Thread: Disk usage question

Disk usage question

From

Franck Routier

Date:

12 November 2008, 18:28:36

Hi,

I have to manage a database that is getting way too big for us.
Currently db size is 304 GB.

One table is accounting for a third of this space.
The table itself has 68.800.000 tuples, taking 28GB.

There are 39 indices on the table, and many of them use multiple
columns. A lot of these indices share the same column(s).
The indices are taking 95GB.

So, here are my questions:

- do these figures seem normal or is there likely a bigger problem ?

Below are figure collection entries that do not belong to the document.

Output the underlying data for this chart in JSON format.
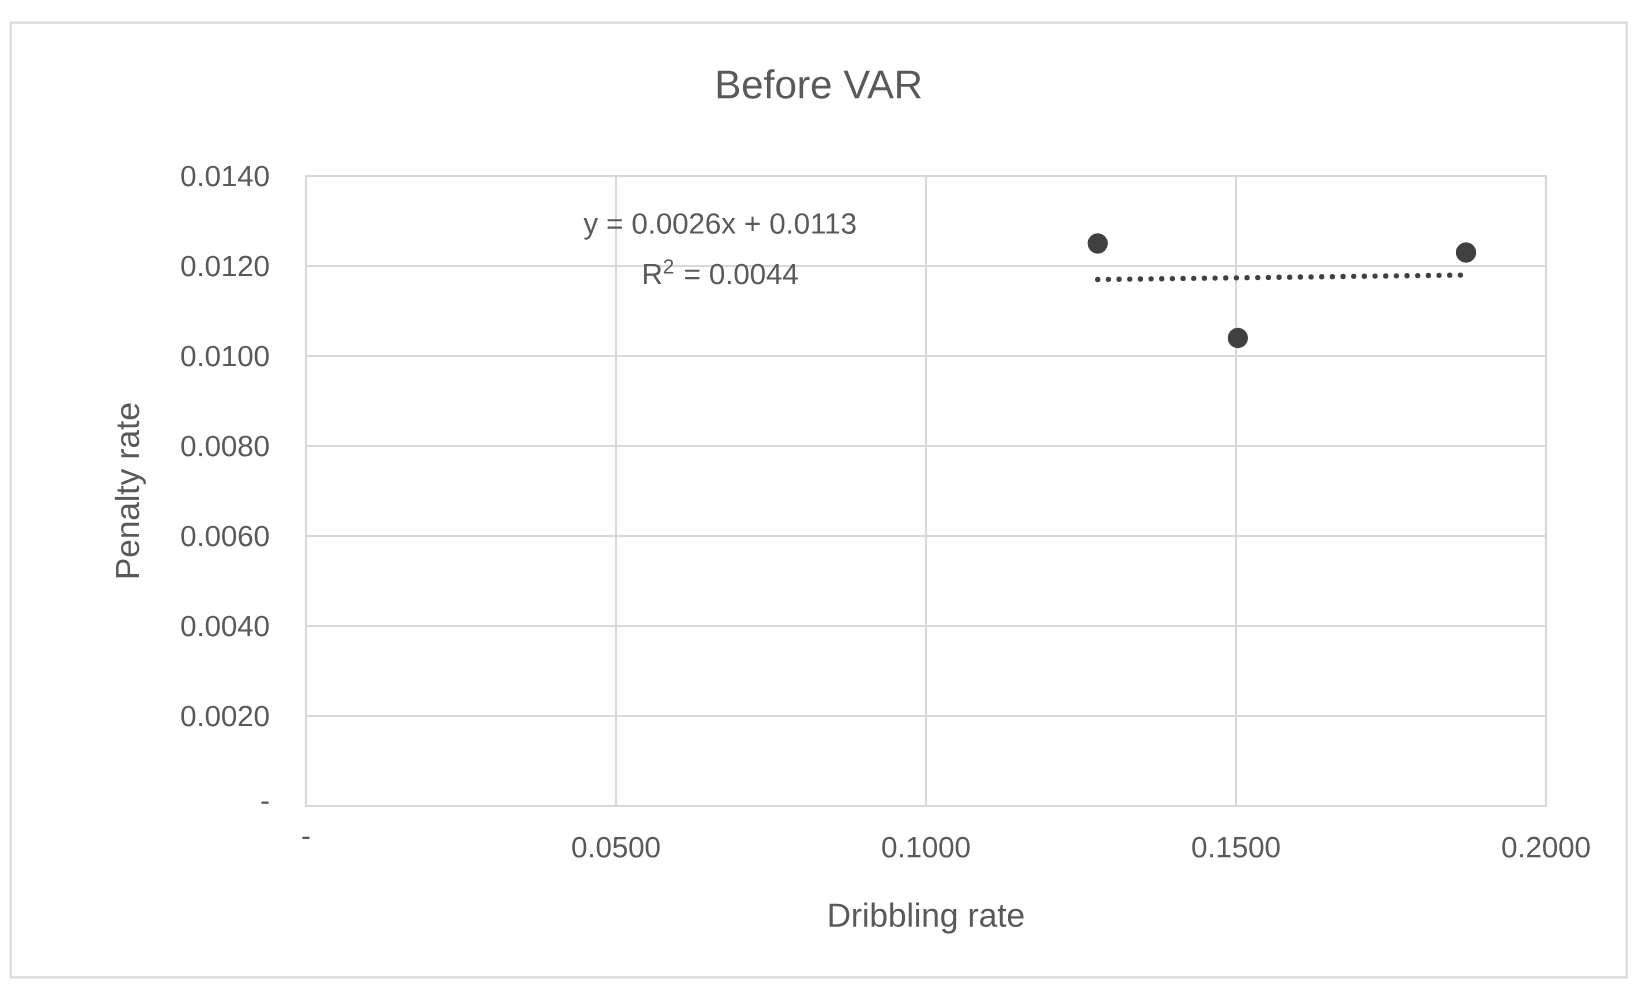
{
  "chart_data": {
    "type": "scatter",
    "title": "Before VAR",
    "xlabel": "Dribbling rate",
    "ylabel": "Penalty rate",
    "xlim": [
      0,
      0.2
    ],
    "ylim": [
      0,
      0.014
    ],
    "xticks": [
      {
        "value": 0,
        "label": "-"
      },
      {
        "value": 0.05,
        "label": "0.0500"
      },
      {
        "value": 0.1,
        "label": "0.1000"
      },
      {
        "value": 0.15,
        "label": "0.1500"
      },
      {
        "value": 0.2,
        "label": "0.2000"
      }
    ],
    "yticks": [
      {
        "value": 0,
        "label": "-"
      },
      {
        "value": 0.002,
        "label": "0.0020"
      },
      {
        "value": 0.004,
        "label": "0.0040"
      },
      {
        "value": 0.006,
        "label": "0.0060"
      },
      {
        "value": 0.008,
        "label": "0.0080"
      },
      {
        "value": 0.01,
        "label": "0.0100"
      },
      {
        "value": 0.012,
        "label": "0.0120"
      },
      {
        "value": 0.014,
        "label": "0.0140"
      }
    ],
    "grid": true,
    "series": [
      {
        "color": "#404040",
        "marker": "circle",
        "x": [
          0.1277,
          0.1503,
          0.1871
        ],
        "values": [
          0.0125,
          0.0104,
          0.0123
        ]
      },
      {
        "type": "line",
        "color": "#404040",
        "marker": "none",
        "line_style": "dotted",
        "x": [
          0.1277,
          0.1871
        ],
        "values": [
          0.0117,
          0.0118
        ]
      }
    ],
    "annotations": [
      "y = 0.0026x + 0.0113",
      "R$^{2}$ = 0.0044"
    ]
  }
}
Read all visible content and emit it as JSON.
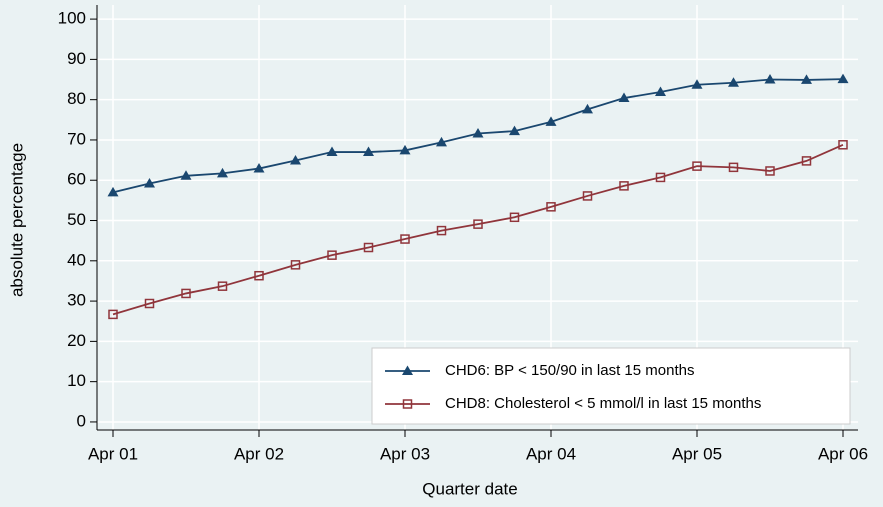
{
  "chart_data": {
    "type": "line",
    "xlabel": "Quarter date",
    "ylabel": "absolute percentage",
    "categories": [
      "Apr 01",
      null,
      null,
      null,
      "Apr 02",
      null,
      null,
      null,
      "Apr 03",
      null,
      null,
      null,
      "Apr 04",
      null,
      null,
      null,
      "Apr 05",
      null,
      null,
      null,
      "Apr 06"
    ],
    "series": [
      {
        "name": "CHD6: BP < 150/90 in last 15 months",
        "color": "#1a476f",
        "marker": "triangle",
        "values": [
          57,
          59.2,
          61.1,
          61.7,
          62.9,
          64.9,
          67,
          67,
          67.4,
          69.4,
          71.6,
          72.2,
          74.5,
          77.6,
          80.4,
          81.9,
          83.7,
          84.2,
          85,
          84.9,
          85.1
        ]
      },
      {
        "name": "CHD8: Cholesterol < 5 mmol/l in last 15 months",
        "color": "#90353b",
        "marker": "square",
        "values": [
          26.7,
          29.4,
          31.9,
          33.7,
          36.3,
          39.0,
          41.4,
          43.3,
          45.4,
          47.5,
          49.1,
          50.8,
          53.4,
          56.1,
          58.6,
          60.7,
          63.5,
          63.2,
          62.3,
          64.8,
          68.8
        ]
      }
    ],
    "ylim": [
      -2,
      103.5
    ],
    "yticks": [
      0,
      10,
      20,
      30,
      40,
      50,
      60,
      70,
      80,
      90,
      100
    ],
    "grid": true,
    "legend_position": "lower right"
  }
}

- when indices share a column, is it worth creating several multi-column
indices (as we do now), or would we get the same result (from a
performance point of view) by creating several single column indices
(one for each column) ?

- does the order in which a multi-column index is created matter ? That
is, if I have a column A with less discriminating values and a column B
with more discriminating values, does it matter if I:
 'CREATE INDEX myindex ON mytable USING (A,B) '
or
'CREATE INDEX myindex ON mytable USING (A,B) '
Is the second solution likely to behave faster ?
Or is it simply better to:
CREATE INDEX myindexa ON mytable USING (A);
CREATE INDEX myindexb ON mytable USING (B);

- as we do many insert and very few update/delete, I thought REINDEX was
going to be superfluous. But REINDEXing is often needed to keep the size
of the db _relatively_ reasonable. Does it sound normal ?

Thanks for any tip,
Franck

Re: Disk usage question

From

"Scott Marlowe"

Date:

12 November 2008, 19:44:20

On Wed, Nov 12, 2008 at 10:02 AM, Franck Routier
<franck.routier@axege.com> wrote:
> Hi,
>
> I have to manage a database that is getting way too big for us.
> Currently db size is 304 GB.
>
> One table is accounting for a third of this space.
> The table itself has 68.800.000 tuples, taking 28GB.
>
> There are 39 indices on the table, and many of them use multiple
> columns. A lot of these indices share the same column(s).
> The indices are taking 95GB.
>
> So, here are my questions:
>
> - do these figures seem normal or is there likely a bigger problem ?

Can't really say.  Is this a table with a single integer column?  Then
it's way too big.  If it's got plenty of columns, some of which are
text or bytea then probably not.  What does vacuum verbose say about
your tables / db?

> - when indices share a column, is it worth creating several multi-column
> indices (as we do now), or would we get the same result (from a
> performance point of view) by creating several single column indices
> (one for each column) ?

No, single field indexes are not as fast as multi-field indexes when
the where clause hits the fields starting from the left of the index.
Note that an index on (a,b) will not help a where clause on only b.

> - does the order in which a multi-column index is created matter ? That
> is, if I have a column A with less discriminating values and a column B
> with more discriminating values, does it matter if I:
>  'CREATE INDEX myindex ON mytable USING (A,B) '
> or
> 'CREATE INDEX myindex ON mytable USING (A,B) '

Those look the same, I assume you meant USING (B,A) for one.

Assuming both fields are used by the query's where clause, the more
selective one should be first.  I think.  testing will tell for sure.

> Is the second solution likely to behave faster ?
> Or is it simply better to:
> CREATE INDEX myindexa ON mytable USING (A);
> CREATE INDEX myindexb ON mytable USING (B);

Maybe.  If one is very selective then there's no great need for the
other anyway.

> - as we do many insert and very few update/delete, I thought REINDEX was
> going to be superfluous. But REINDEXing is often needed to keep the size
> of the db _relatively_ reasonable. Does it sound normal ?

Yes, if you have a lot of failed inserts.  a failed insert = insert + delete.